11. What made you choose us over our competition? (Open-ended response)
This gives you valuable insights into how customers perceive you to be different from the competition. It also gives you a great sense of whether your marketing is spot-on: for example, if you’re marketing based on great prices but it turns out that customers really come to you because you offer a very specific service, you can realign your message accordingly.
12. What do our competitors do better than us? (Open-ended response)
This is an even better way to ask the standard “What can we do better” question, because it gives you actionable ideas you know your competition is already successfully using.
13. Please share anything else you’d like us to know. (Open-ended response)
Always leave room for customers to add comments and suggestions you may not have thought to ask in the survey.
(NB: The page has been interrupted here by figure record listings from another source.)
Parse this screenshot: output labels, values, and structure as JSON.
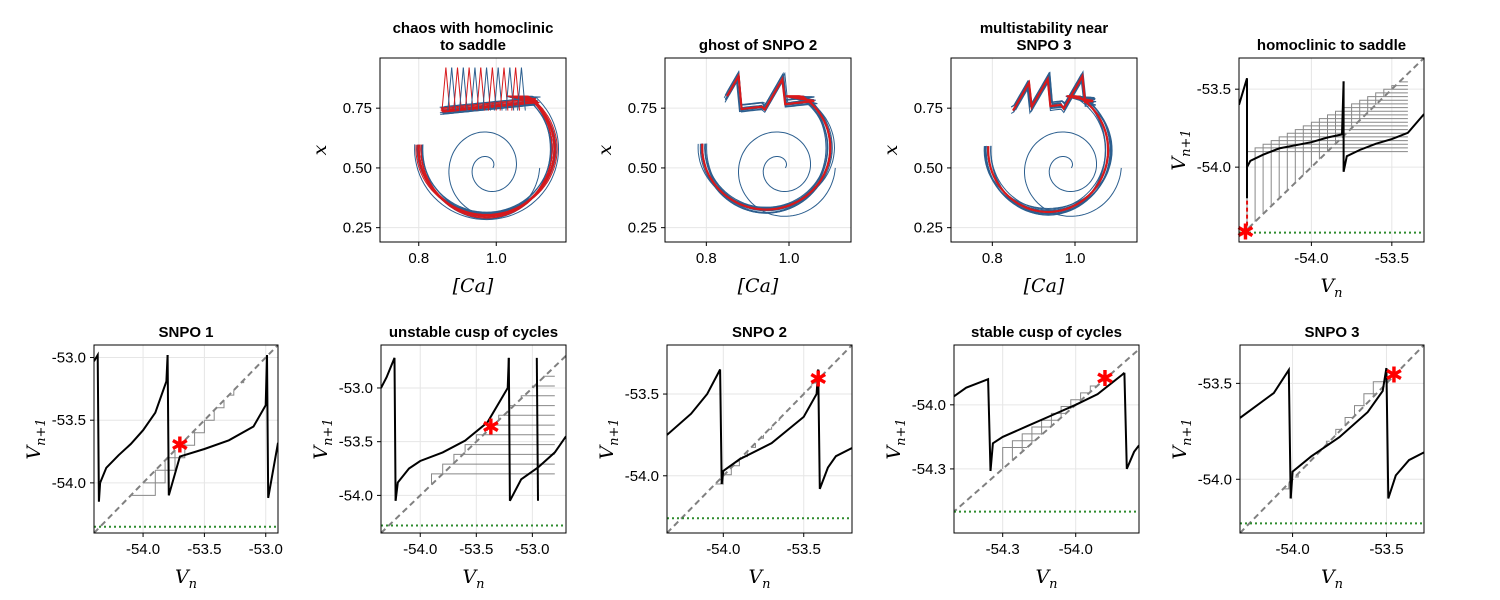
{
  "figure": {
    "title": ""
  },
  "chart_data": [
    {
      "type": "phase-portrait",
      "title": [
        "chaos with homoclinic",
        "to saddle"
      ],
      "xlabel": "[Ca]",
      "ylabel": "x",
      "xlim": [
        0.7,
        1.18
      ],
      "ylim": [
        0.19,
        0.96
      ],
      "xticks": [
        0.8,
        1.0
      ],
      "xtick_labels": [
        "0.8",
        "1.0"
      ],
      "yticks": [
        0.25,
        0.5,
        0.75
      ],
      "ytick_labels": [
        "0.25",
        "0.50",
        "0.75"
      ],
      "grid": true,
      "colors": {
        "transient": "#2c5f8f",
        "attractor": "#d7191c"
      },
      "attractor": "chaotic band",
      "x_range": [
        0.8,
        1.15
      ],
      "y_range": [
        0.27,
        0.93
      ],
      "x_low": 0.86,
      "x_high": 0.93,
      "peaks": 14,
      "transient": {
        "start": [
          1.0,
          0.5
        ]
      }
    },
    {
      "type": "phase-portrait",
      "title": [
        "ghost of SNPO 2"
      ],
      "xlabel": "[Ca]",
      "ylabel": "x",
      "xlim": [
        0.7,
        1.15
      ],
      "ylim": [
        0.19,
        0.96
      ],
      "xticks": [
        0.8,
        1.0
      ],
      "xtick_labels": [
        "0.8",
        "1.0"
      ],
      "yticks": [
        0.25,
        0.5,
        0.75
      ],
      "ytick_labels": [
        "0.25",
        "0.50",
        "0.75"
      ],
      "grid": true,
      "colors": {
        "transient": "#2c5f8f",
        "attractor": "#d7191c"
      },
      "attractor": "period orbit (2 spikes)",
      "x_range": [
        0.79,
        1.1
      ],
      "y_range": [
        0.3,
        0.91
      ],
      "spikes_x": [
        0.83,
        0.94
      ],
      "transient": {
        "start": [
          1.0,
          0.5
        ]
      }
    },
    {
      "type": "phase-portrait",
      "title": [
        "multistability near",
        "SNPO 3"
      ],
      "xlabel": "[Ca]",
      "ylabel": "x",
      "xlim": [
        0.7,
        1.15
      ],
      "ylim": [
        0.19,
        0.96
      ],
      "xticks": [
        0.8,
        1.0
      ],
      "xtick_labels": [
        "0.8",
        "1.0"
      ],
      "yticks": [
        0.25,
        0.5,
        0.75
      ],
      "ytick_labels": [
        "0.25",
        "0.50",
        "0.75"
      ],
      "grid": true,
      "colors": {
        "transient": "#2c5f8f",
        "attractor": "#d7191c"
      },
      "attractor": "period orbit (3 spikes)",
      "x_range": [
        0.79,
        1.08
      ],
      "y_range": [
        0.29,
        0.9
      ],
      "spikes_x": [
        0.85,
        0.89,
        0.97
      ],
      "transient": {
        "start": [
          1.0,
          0.5
        ]
      }
    },
    {
      "type": "return-map",
      "title": [
        "homoclinic to saddle"
      ],
      "xlabel": "V",
      "xlabel_sub": "n",
      "ylabel": "V",
      "ylabel_sub": "n+1",
      "xlim": [
        -54.45,
        -53.3
      ],
      "ylim": [
        -54.48,
        -53.3
      ],
      "xticks": [
        -54.0,
        -53.5
      ],
      "xtick_labels": [
        "-54.0",
        "-53.5"
      ],
      "yticks": [
        -54.0,
        -53.5
      ],
      "ytick_labels": [
        "-54.0",
        "-53.5"
      ],
      "grid": true,
      "map_branches": [
        {
          "x": [
            -54.45,
            -54.4,
            -54.4
          ],
          "y": [
            -53.6,
            -53.43,
            -54.2
          ]
        },
        {
          "x": [
            -54.4,
            -54.38,
            -54.3,
            -54.2,
            -54.0,
            -53.9,
            -53.81,
            -53.8
          ],
          "y": [
            -54.0,
            -53.96,
            -53.92,
            -53.88,
            -53.84,
            -53.81,
            -53.79,
            -53.45
          ]
        },
        {
          "x": [
            -53.8,
            -53.8,
            -53.78,
            -53.7,
            -53.6,
            -53.5,
            -53.4,
            -53.3
          ],
          "y": [
            -53.45,
            -54.03,
            -53.93,
            -53.89,
            -53.85,
            -53.82,
            -53.78,
            -53.66
          ]
        }
      ],
      "cobweb": {
        "type": "chaotic",
        "x_range": [
          -54.4,
          -53.4
        ],
        "y_range": [
          -53.9,
          -53.43
        ],
        "step": 0.05
      },
      "threshold_y": -54.42,
      "markers": [
        {
          "x": -54.41,
          "y": -54.42
        }
      ],
      "dashed_connector": {
        "x": -54.4,
        "y": [
          -54.42,
          -54.2
        ]
      }
    },
    {
      "type": "return-map",
      "title": [
        "SNPO 1"
      ],
      "xlabel": "V",
      "xlabel_sub": "n",
      "ylabel": "V",
      "ylabel_sub": "n+1",
      "xlim": [
        -54.4,
        -52.9
      ],
      "ylim": [
        -54.4,
        -52.9
      ],
      "xticks": [
        -54.0,
        -53.5,
        -53.0
      ],
      "xtick_labels": [
        "-54.0",
        "-53.5",
        "-53.0"
      ],
      "yticks": [
        -54.0,
        -53.5,
        -53.0
      ],
      "ytick_labels": [
        "-54.0",
        "-53.5",
        "-53.0"
      ],
      "grid": true,
      "map_branches": [
        {
          "x": [
            -54.4,
            -54.37,
            -54.36,
            -54.35
          ],
          "y": [
            -53.03,
            -52.98,
            -54.15,
            -54.0
          ]
        },
        {
          "x": [
            -54.35,
            -54.3,
            -54.2,
            -54.1,
            -54.0,
            -53.9,
            -53.81,
            -53.8
          ],
          "y": [
            -54.0,
            -53.88,
            -53.78,
            -53.69,
            -53.58,
            -53.44,
            -53.19,
            -52.98
          ]
        },
        {
          "x": [
            -53.8,
            -53.79,
            -53.7,
            -53.5,
            -53.3,
            -53.1,
            -53.0,
            -52.99
          ],
          "y": [
            -52.98,
            -54.1,
            -53.79,
            -53.73,
            -53.66,
            -53.55,
            -53.38,
            -52.98
          ]
        },
        {
          "x": [
            -52.99,
            -52.98,
            -52.9
          ],
          "y": [
            -52.98,
            -54.12,
            -53.68
          ]
        }
      ],
      "cobweb": {
        "type": "staircase",
        "x_range": [
          -53.9,
          -53.0
        ],
        "y_range": [
          -54.1,
          -53.0
        ],
        "step": 0.08
      },
      "threshold_y": -54.35,
      "markers": [
        {
          "x": -53.7,
          "y": -53.7
        }
      ]
    },
    {
      "type": "return-map",
      "title": [
        "unstable cusp of cycles"
      ],
      "xlabel": "V",
      "xlabel_sub": "n",
      "ylabel": "V",
      "ylabel_sub": "n+1",
      "xlim": [
        -54.35,
        -52.7
      ],
      "ylim": [
        -54.35,
        -52.6
      ],
      "xticks": [
        -54.0,
        -53.5,
        -53.0
      ],
      "xtick_labels": [
        "-54.0",
        "-53.5",
        "-53.0"
      ],
      "yticks": [
        -54.0,
        -53.5,
        -53.0
      ],
      "ytick_labels": [
        "-54.0",
        "-53.5",
        "-53.0"
      ],
      "grid": true,
      "map_branches": [
        {
          "x": [
            -54.35,
            -54.3,
            -54.23,
            -54.22
          ],
          "y": [
            -53.0,
            -52.9,
            -52.72,
            -54.05
          ]
        },
        {
          "x": [
            -54.22,
            -54.2,
            -54.1,
            -54.0,
            -53.8,
            -53.6,
            -53.4,
            -53.22,
            -53.21
          ],
          "y": [
            -54.05,
            -53.88,
            -53.75,
            -53.68,
            -53.6,
            -53.49,
            -53.32,
            -53.0,
            -52.72
          ]
        },
        {
          "x": [
            -53.21,
            -53.2,
            -53.1,
            -52.95,
            -52.8,
            -52.7
          ],
          "y": [
            -52.72,
            -54.05,
            -53.85,
            -53.74,
            -53.6,
            -53.45
          ]
        },
        {
          "x": [
            -52.96,
            -52.95
          ],
          "y": [
            -52.72,
            -54.05
          ]
        }
      ],
      "cobweb": {
        "type": "grid",
        "x_range": [
          -53.9,
          -52.8
        ],
        "y_range": [
          -53.8,
          -52.8
        ],
        "step": 0.1
      },
      "threshold_y": -54.28,
      "markers": [
        {
          "x": -53.37,
          "y": -53.37
        }
      ]
    },
    {
      "type": "return-map",
      "title": [
        "SNPO 2"
      ],
      "xlabel": "V",
      "xlabel_sub": "n",
      "ylabel": "V",
      "ylabel_sub": "n+1",
      "xlim": [
        -54.35,
        -53.2
      ],
      "ylim": [
        -54.35,
        -53.2
      ],
      "xticks": [
        -54.0,
        -53.5
      ],
      "xtick_labels": [
        "-54.0",
        "-53.5"
      ],
      "yticks": [
        -54.0,
        -53.5
      ],
      "ytick_labels": [
        "-54.0",
        "-53.5"
      ],
      "grid": true,
      "map_branches": [
        {
          "x": [
            -54.35,
            -54.2,
            -54.1,
            -54.02,
            -54.01
          ],
          "y": [
            -53.75,
            -53.62,
            -53.5,
            -53.35,
            -54.05
          ]
        },
        {
          "x": [
            -54.01,
            -54.0,
            -53.9,
            -53.7,
            -53.5,
            -53.42,
            -53.41
          ],
          "y": [
            -54.05,
            -53.97,
            -53.9,
            -53.8,
            -53.64,
            -53.5,
            -53.35
          ]
        },
        {
          "x": [
            -53.41,
            -53.4,
            -53.35,
            -53.3,
            -53.2
          ],
          "y": [
            -53.35,
            -54.08,
            -53.95,
            -53.88,
            -53.83
          ]
        }
      ],
      "cobweb": {
        "type": "staircase",
        "x_range": [
          -54.0,
          -53.42
        ],
        "y_range": [
          -54.05,
          -53.38
        ],
        "step": 0.05
      },
      "threshold_y": -54.26,
      "markers": [
        {
          "x": -53.41,
          "y": -53.41
        }
      ]
    },
    {
      "type": "return-map",
      "title": [
        "stable cusp of cycles"
      ],
      "xlabel": "V",
      "xlabel_sub": "n",
      "ylabel": "V",
      "ylabel_sub": "n+1",
      "xlim": [
        -54.5,
        -53.74
      ],
      "ylim": [
        -54.6,
        -53.72
      ],
      "xticks": [
        -54.3,
        -54.0
      ],
      "xtick_labels": [
        "-54.3",
        "-54.0"
      ],
      "yticks": [
        -54.3,
        -54.0
      ],
      "ytick_labels": [
        "-54.3",
        "-54.0"
      ],
      "grid": true,
      "map_branches": [
        {
          "x": [
            -54.5,
            -54.45,
            -54.36,
            -54.35
          ],
          "y": [
            -53.96,
            -53.92,
            -53.88,
            -54.31
          ]
        },
        {
          "x": [
            -54.35,
            -54.34,
            -54.3,
            -54.2,
            -54.1,
            -54.0,
            -53.91,
            -53.81,
            -53.8
          ],
          "y": [
            -54.31,
            -54.18,
            -54.15,
            -54.1,
            -54.05,
            -54.0,
            -53.95,
            -53.86,
            -53.85
          ]
        },
        {
          "x": [
            -53.8,
            -53.79,
            -53.76,
            -53.74
          ],
          "y": [
            -53.85,
            -54.3,
            -54.22,
            -54.19
          ]
        }
      ],
      "cobweb": {
        "type": "staircase",
        "x_range": [
          -54.3,
          -53.88
        ],
        "y_range": [
          -54.2,
          -53.88
        ],
        "step": 0.04
      },
      "threshold_y": -54.5,
      "markers": [
        {
          "x": -53.88,
          "y": -53.88
        }
      ]
    },
    {
      "type": "return-map",
      "title": [
        "SNPO 3"
      ],
      "xlabel": "V",
      "xlabel_sub": "n",
      "ylabel": "V",
      "ylabel_sub": "n+1",
      "xlim": [
        -54.28,
        -53.3
      ],
      "ylim": [
        -54.28,
        -53.3
      ],
      "xticks": [
        -54.0,
        -53.5
      ],
      "xtick_labels": [
        "-54.0",
        "-53.5"
      ],
      "yticks": [
        -54.0,
        -53.5
      ],
      "ytick_labels": [
        "-54.0",
        "-53.5"
      ],
      "grid": true,
      "map_branches": [
        {
          "x": [
            -54.28,
            -54.1,
            -54.02,
            -54.01
          ],
          "y": [
            -53.68,
            -53.55,
            -53.43,
            -54.1
          ]
        },
        {
          "x": [
            -54.01,
            -54.0,
            -53.9,
            -53.75,
            -53.6,
            -53.52,
            -53.5
          ],
          "y": [
            -54.1,
            -53.96,
            -53.88,
            -53.78,
            -53.65,
            -53.54,
            -53.42
          ]
        },
        {
          "x": [
            -53.5,
            -53.49,
            -53.45,
            -53.38,
            -53.3
          ],
          "y": [
            -53.42,
            -54.1,
            -53.98,
            -53.9,
            -53.86
          ]
        }
      ],
      "cobweb": {
        "type": "staircase",
        "x_range": [
          -54.02,
          -53.5
        ],
        "y_range": [
          -54.05,
          -53.43
        ],
        "step": 0.05
      },
      "threshold_y": -54.23,
      "markers": [
        {
          "x": -53.46,
          "y": -53.46
        }
      ]
    }
  ]
}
How to Improve Your Business Survey Results
Voila! You’ve created a great survey, but now how do you get people to respond? We recommend providing a little incentive to inspire participation—whether that’s a freebie, a fun and easy user experience, or a fun survey experience. Here are our tips:
Could you offer a special discount on your customers’ next service or product? Enter them in a prize drawing for your most popular product? Treat them to a free perk the next time they come into your store? Get creative—there are a lot of ideas you could work with.
Make surveys simple!
Companies like SurveyAnyplace and SurveyGizmo make survey-taking a painless experience for your customers. It gives them a clean, easy way to engage with you. At PaySimple, we regularly use SurveyGizmo to gather feedback from customers and improve our services.
Let people skip questions
Making survey responses mandatory can inspire people to abandon the survey altogether. So make them all or mostly optional and let people skip around. Getting at least some of that customer’s data is more valuable to you than getting nothing at all.
Surveys really can be simple, fun, and effective. Now that you have a sense of what to ask and why, the most important thing is to get started. You can tweak your questions over time, or find new ways to get your customers to engage with your survey. We hope you’ve enjoyed these tips!